At least that way you do not have to map all the various combinations.

  • 2
    Thank you! That looks better than what I had, and I appreciate the explanation. One thing that was fixed by what I had, but not by your lines, was that up/down arrows didn't work in the Command-T plugin as described here: superuser.com/questions/237751/… I just added map <Esc>[B <Down> from one of the answers. Seems the reason there is some bad assumptions made by the plugin itself.
    – Henrik N
    Mar 18, 2012 at 20:51
  • Just to be clear, your solution plus map <Esc>[B <Down>from that other thread means everything now works fine.
    – Henrik N
    Mar 18, 2012 at 21:02
  • @HenrikN Could you please clarify what map <Esc>[B <Down> does? I don't see any difference by adding it to my .vimrc file.
    – Tropilio
    Apr 10, 2019 at 12:01
  • @Francesco Boccardo: If you follow the link in my previous comment, and then follow the link again from there, you get to superuser.com/a/215181 which seems to explain it in excruciating detail :)
    – Henrik N
    Apr 10, 2019 at 18:54
  • @HenrikN Thanks. So it is probably an OSX related issue, or maybe it's been resolved in these 7 years, because pressing command (control?) + r doesn't mess up the arrow keys in vim in tmux for me (I am on Linux).
    – Tropilio
    Apr 11, 2019 at 7:39

As explained here, disable Background Color Erase (BCE) by clearing the t_ut terminal option (run :set t_ut= in Vim and then press Control+L to refresh the terminal's display) so that color schemes work properly when Vim is used inside tmux and GNU screen.

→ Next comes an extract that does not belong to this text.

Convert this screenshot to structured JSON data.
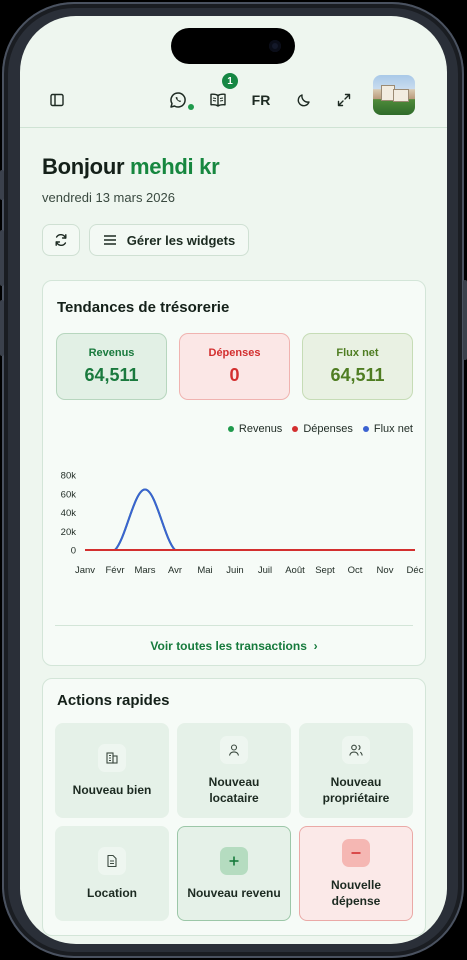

This way, you can keep your TERM value as xterm-256color for proper key detection while also getting proper Vim color scheme rendering too! :-)

  • 1
    Beautiful! Great detective work.
    – Henrik N
    Mar 8, 2013 at 19:58
  • 2
    This is what I changed exactly: github.com/henrik/dotfiles/commit/… Colors and modifier keys seem to work well both outside and inside tmux.
    – Henrik N
    Mar 8, 2013 at 19:59
  • The docs says: "The TERM environment variable must be set to ‘screen’ or ‘tmux’ for all programs running inside tmux. New windows will automatically have ‘TERM=screen’ added to their environment, but care must be taken not to reset this in shell start-up files or by the -e option." And: " For tmux to work correctly, this must be set to ‘screen’, ‘tmux’ or a derivative of them."